Modeling gesture in sports: fin swimming

Participants : Nicolas Bideau, Guillaume Nicolas, Benoit Bideau, Richard Kulpa.

In swimming, experimental approaches are commonly used to analyze performance. However, due to obvious limitations in experimental approaches (impoossibility to standardize any situations etc.), it is difficult to characterize surrounding fluid. To overcome this limitation, we currently develop analysis, modeling and simulation of aquatic locomotion, using CFD computer simulation and new methods based on animation of virtual characters.

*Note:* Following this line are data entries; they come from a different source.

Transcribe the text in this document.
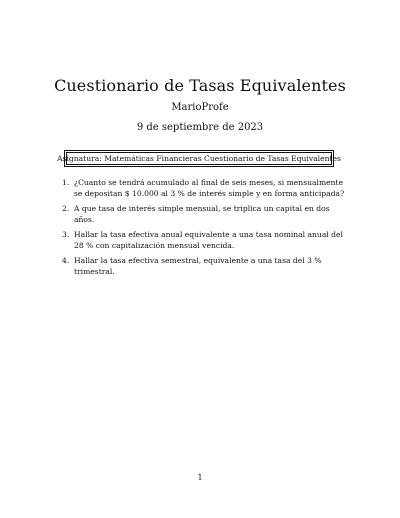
Cuestionario de Tasas Equivalentes
MarioProfe
9 de septiembre de 2023
Asignatura: Matemáticas Financieras Cuestionario de Tasas Equivalentes
1. ¿Cuanto se tendrá acumulado al final de seis meses, si mensualmente se depositan $ 10.000 al 3 % de interés simple y en forma anticipada?
2. A que tasa de interés simple mensual, se triplica un capital en dos años.
3. Hallar la tasa efectiva anual equivalente a una tasa nominal anual del 28 % con capitalización mensual vencida.
4. Hallar la tasa efectiva semestral, equivalente a una tasa del 3 % trimestral.
1
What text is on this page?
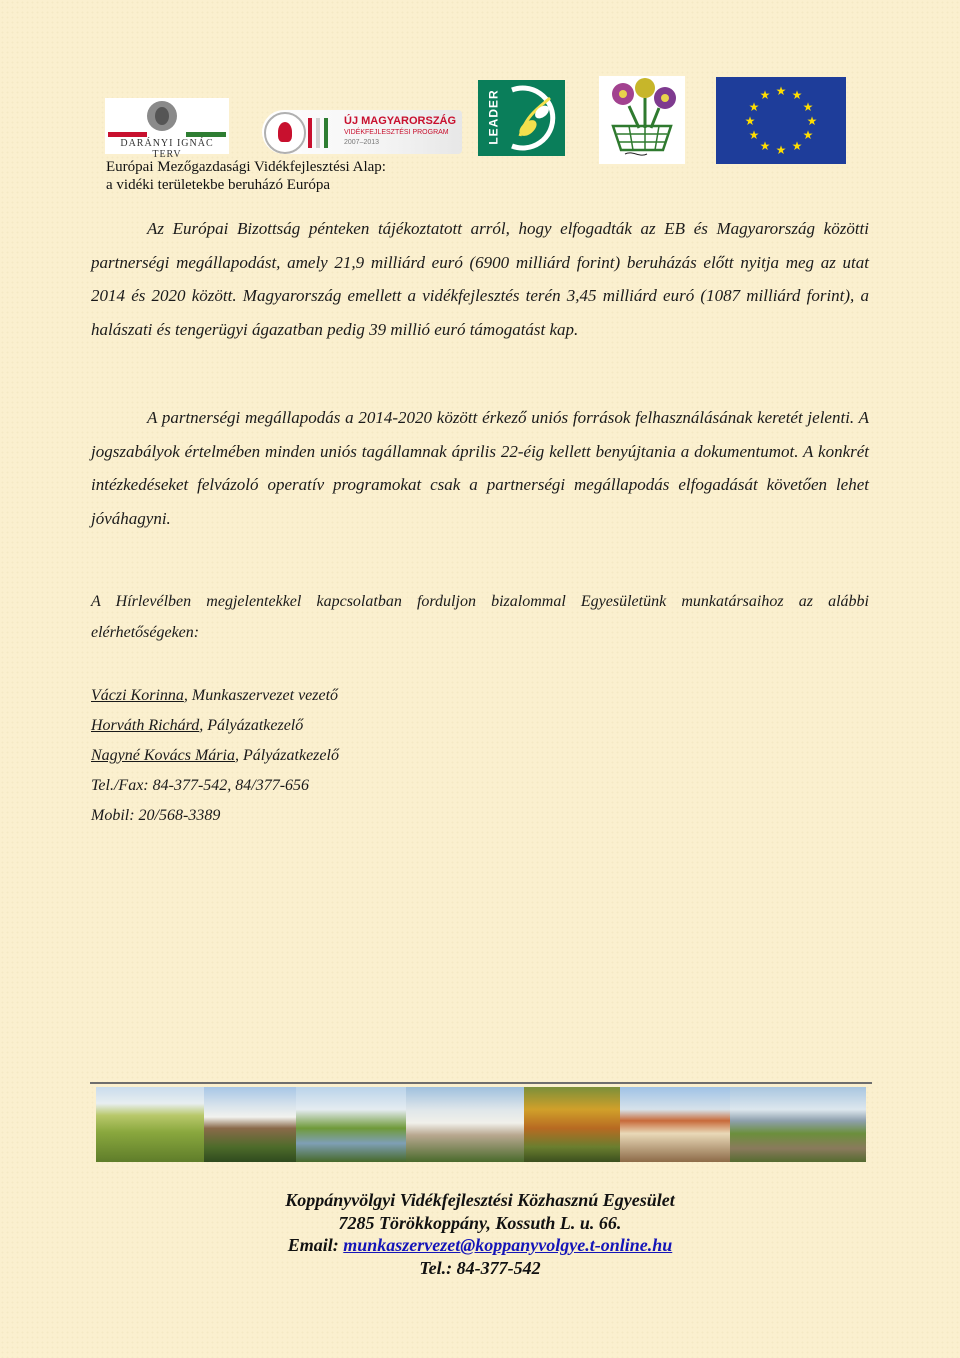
DARÁNYI IGNÁC TERV
ÚJ MAGYARORSZÁG
VIDÉKFEJLESZTÉSI PROGRAM
2007–2013	LEADER	★ ★
★
★
★
★
★
★
★
★
★
★
Európai Mezőgazdasági Vidékfejlesztési Alap:
a vidéki területekbe beruházó Európa
Az Európai Bizottság pénteken tájékoztatott arról, hogy elfogadták az EB és Magyarország közötti partnerségi megállapodást, amely 21,9 milliárd euró (6900 milliárd forint) beruházás előtt nyitja meg az utat 2014 és 2020 között. Magyarország emellett a vidékfejlesztés terén 3,45 milliárd euró (1087 milliárd forint), a halászati és tengerügyi ágazatban pedig 39 millió euró támogatást kap.
A partnerségi megállapodás a 2014-2020 között érkező uniós források felhasználásának keretét jelenti. A jogszabályok értelmében minden uniós tagállamnak április 22-éig kellett benyújtania a dokumentumot. A konkrét intézkedéseket felvázoló operatív programokat csak a partnerségi megállapodás elfogadását követően lehet jóváhagyni.
A Hírlevélben megjelentekkel kapcsolatban forduljon bizalommal Egyesületünk munkatársaihoz az alábbi elérhetőségeken:
Váczi Korinna, Munkaszervezet vezető
Horváth Richárd, Pályázatkezelő
Nagyné Kovács Mária, Pályázatkezelő
Tel./Fax: 84-377-542, 84/377-656
Mobil: 20/568-3389
Koppányvölgyi Vidékfejlesztési Közhasznú Egyesület
7285 Törökkoppány, Kossuth L. u. 66.
Email: munkaszervezet@koppanyvolgye.t-online.hu
Tel.: 84-377-542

  • A first application of this topic enables to evaluate the influence of swim fin flexibility on efficiency during swimming based on a CFD structure interaction model. Finite elements simulations are carried out for various material properties and various prescribed kinematics. Besides the significant effect of flexibility on propulsive forces, the results indicate that the propulsive efficiency is greatly influenced by the stroke frequency and the initial angle of attack. For the selected material properties, the results show that efficiency increases from 3.6 percents to 11.9 percents when the stroke frequency is increased from 0 to 1.7 Hz. Moreover efficiency is clearly increased from 5.0 percents to 24.2 percents when increasing the angle of attack from 0 to 45 degrees. Therefore, an interesting prospect of the present work could be an enhancement of the design of better performing swim fins.

  • A second application of this topic related to aquatic propulsion deals with a new method to evaluate cross-sectional area based on computer animation of swimming. Indeed, reducing cross sectional area (CSA) during starts and turns is a key part of performance optimisation. Different methods have been used to obtain this parameter without any standard: total human body volume to the power 2/3, wetted area or frontal area based on planimetry technique (PT). These different methods can lead to discrepancies in drag values. Recently, we used two synchronized camcorders to evaluate drag parameters during the different phases of an undulatory stroke cycle. However, such a technique needs accurate synchronization and calibration of the different camcorders views. The aim of this study is to provide a new method based on animation of virtual characters to obtain instantaneous cross-sectional area in an undulatory stroke cycle. Its main advantage is to obtain cross-sectional area as well as biomechanical analysis with a single camcorder in a sagittal plan and without space calibration. A camcorder placed side-on to the swimmer recorded the undulatory movements in the sagittal plane of eight swimmers. This information provided the angles between limbs. These data were then used by our animation engine to animate a virtual swimmer whose anthropometric data came from the real swimmer. A specific algorithm has been developed to automatically obtain the CSA using body outlines. In order to validate our method, we also calculated the CSA using PT with a frontal camcorder view of the same undulatory movements. Our results show similar values of maximum CSA using PT and the frontal camcorder view and our algorithm based on 3D animation. The mean coefficient of variation between the results obtained from the two methods is 7.3 percents. This difference could be related to the level of details of the mesh used to model the avatar. One prospect to this work is to take resistive and propulsive body segments into account in CSA calculation. From this method, we intend to better understand swimming hydrodynamics and the way CSA influences active drag. More generally, this approach has been designed to provide new practical insights into swimming analysis protocols.